Whenever he visited his homeland, Liszt brought the spirit of the European musical avant-garde. He left Hungary with something no less significant: a sense of identity, which he confessed in the verbunkos-based Hungarian-Gypsy stylistic layer of his music.

Ferenc Liszt and the Style Hongrois

Ferenc Liszt was born into a German-speaking Hungarian family and went abroad to study music as a child. When he visited his homeland for the first time in 1839, he won the confidence of his compatriots with his improvised piano fantasies to Hungarian melodies and his charity concerts, even though he had no knowledge of the language. The nobles saw in him a potential representative of Hungarians recognized throughout Europe, and Liszt wanted to live up to their expectations. ʻMay fortune’s hand bless or beat you, Here you must live and die’, he confessed with Mihály Vörösmarty, the poet of the Szózat [Appeal]. Liszt later quoted this line from his poem, set to music by Béni Egressy, in his piano piece Sunt lacrymae rerum. The main performers of the Style hongrois were the Gypsy bands. Hearing their inspired playing, Liszt believed they were performing their own folk music. His misconception, expressed in his book The Gypsies and Their Music in Hungary for a time drove a wedge between him and his compatriots.

Liszt’s Hungarian Colleagues: the 1850s-60s

Liszt was commissioned to compose two representative works of church music in Hungary. He was requested by János Scitovszky, Archbishop of Esztergom to write both the Missa solennis and the Hungarian Coronation Mass, the former for the consecration of the Esztergom basilica in 1856 and the latter for the coronation of Franz Joseph and Elisabeth as Hungarian King and Queen in 1867. Although a court composer was to be commissioned in Vienna, Liszt’s Hungarian friends, through Elisabeth’s intercession, succeeded in having the mass written by him.
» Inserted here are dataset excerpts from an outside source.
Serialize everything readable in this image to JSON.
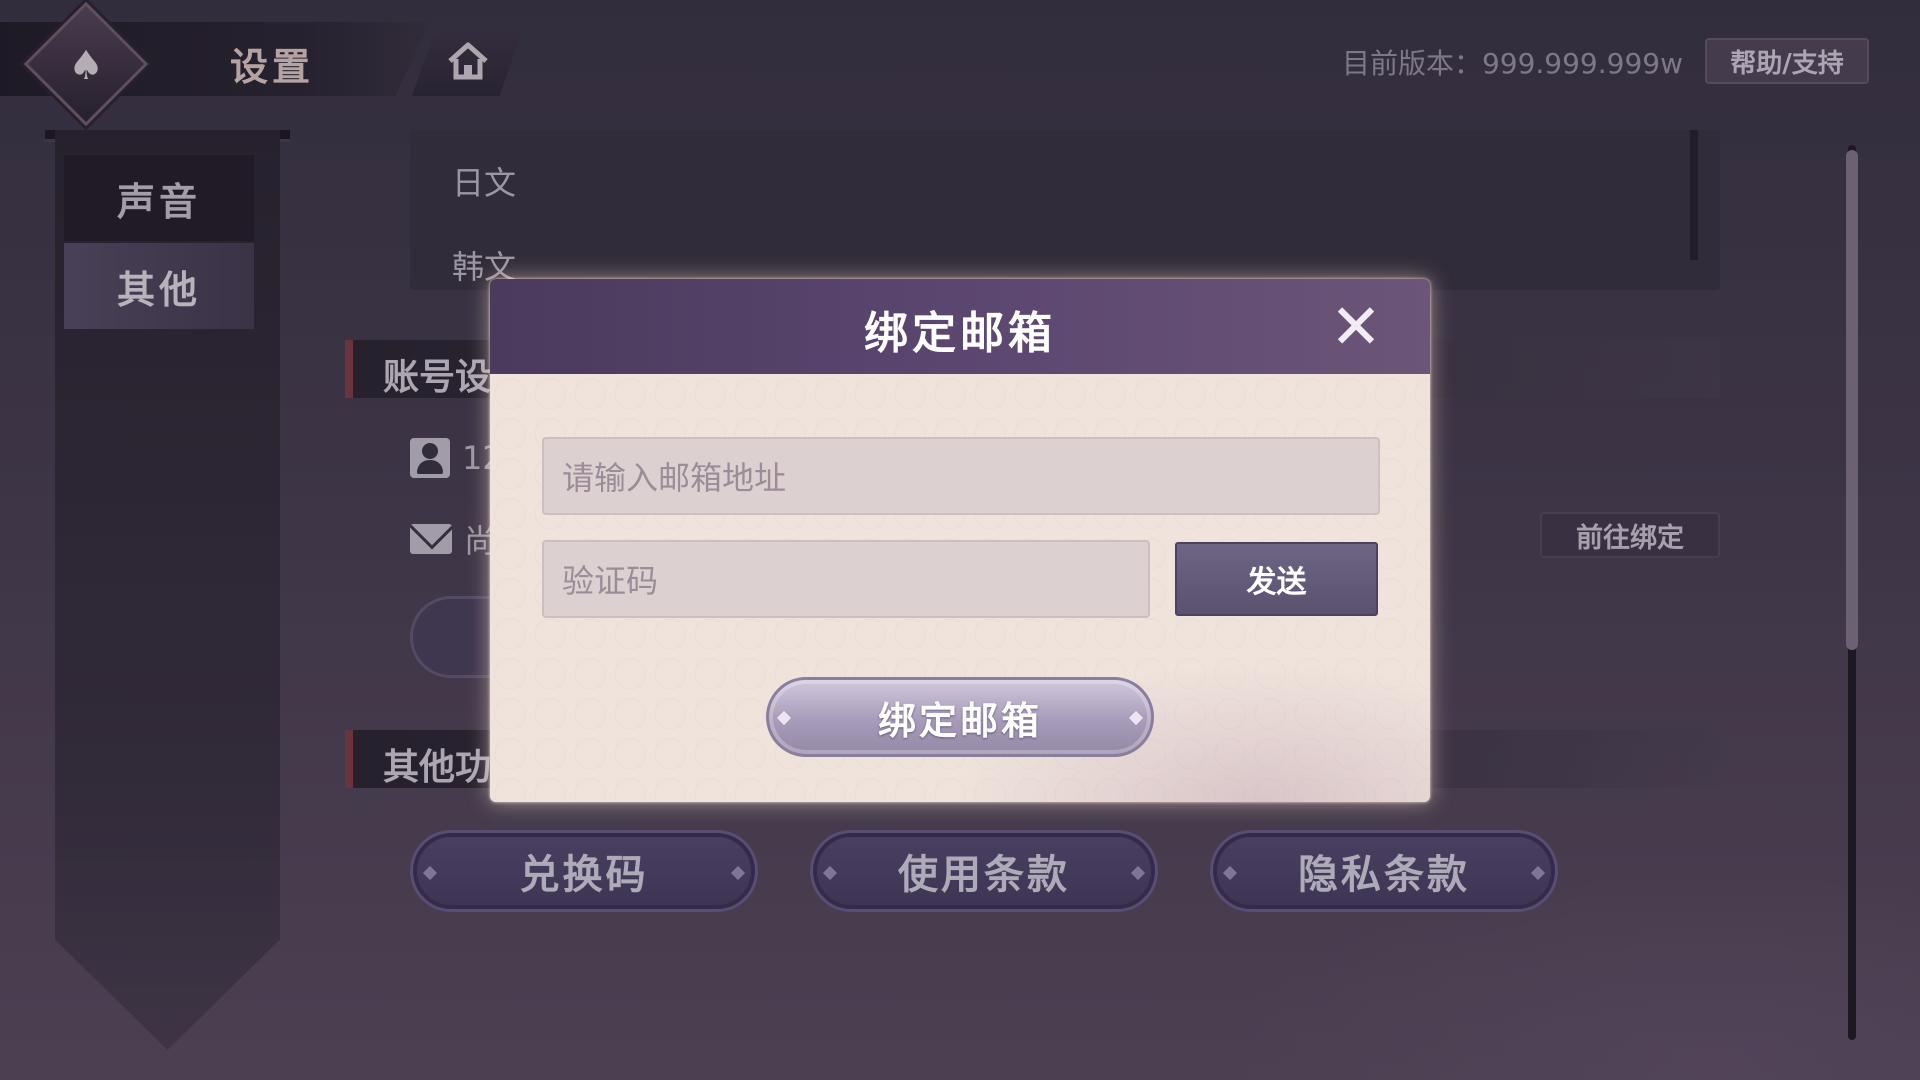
{
  "header": {
    "title": "设置",
    "home_icon": "home-icon",
    "logo_icon": "spade-logo-icon",
    "version_text": "目前版本：999.999.999w",
    "help_label": "帮助/支持"
  },
  "sidebar": {
    "items": [
      {
        "label": "声音",
        "selected": false
      },
      {
        "label": "其他",
        "selected": true
      }
    ]
  },
  "language_list": {
    "items": [
      "日文",
      "韩文"
    ]
  },
  "account_section": {
    "title": "账号设置",
    "user_id_partial": "12",
    "email_status_partial": "尚",
    "goto_bind_label": "前往绑定",
    "user_icon": "user-icon",
    "mail_icon": "mail-icon"
  },
  "other_section": {
    "title": "其他功能",
    "buttons": [
      "兑换码",
      "使用条款",
      "隐私条款"
    ]
  },
  "modal": {
    "title": "绑定邮箱",
    "close_icon": "close-icon",
    "email_placeholder": "请输入邮箱地址",
    "code_placeholder": "验证码",
    "send_label": "发送",
    "bind_label": "绑定邮箱"
  },
  "colors": {
    "background": "#4a4052",
    "modal_header": "#5b4670",
    "modal_body": "#efe3dc",
    "accent_red": "#8a3e45",
    "button_purple": "#5b4f78"
  }
}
Among them were Liszt’s most devoted Hungarian friend, Antal Augusz, musicians such as Ferenc Erkel, Kornél Ábrányi, Mihály Mosonyi, Mátyás Engeszer and Ede Reményi, and the geographer Pál Rosti. Since Liszt lived in Weimar between 1848 and 1861, and in Rome between 1861 and 1869, the premiere of these two major works could not have taken place without the support of his colleagues in Pest-Buda.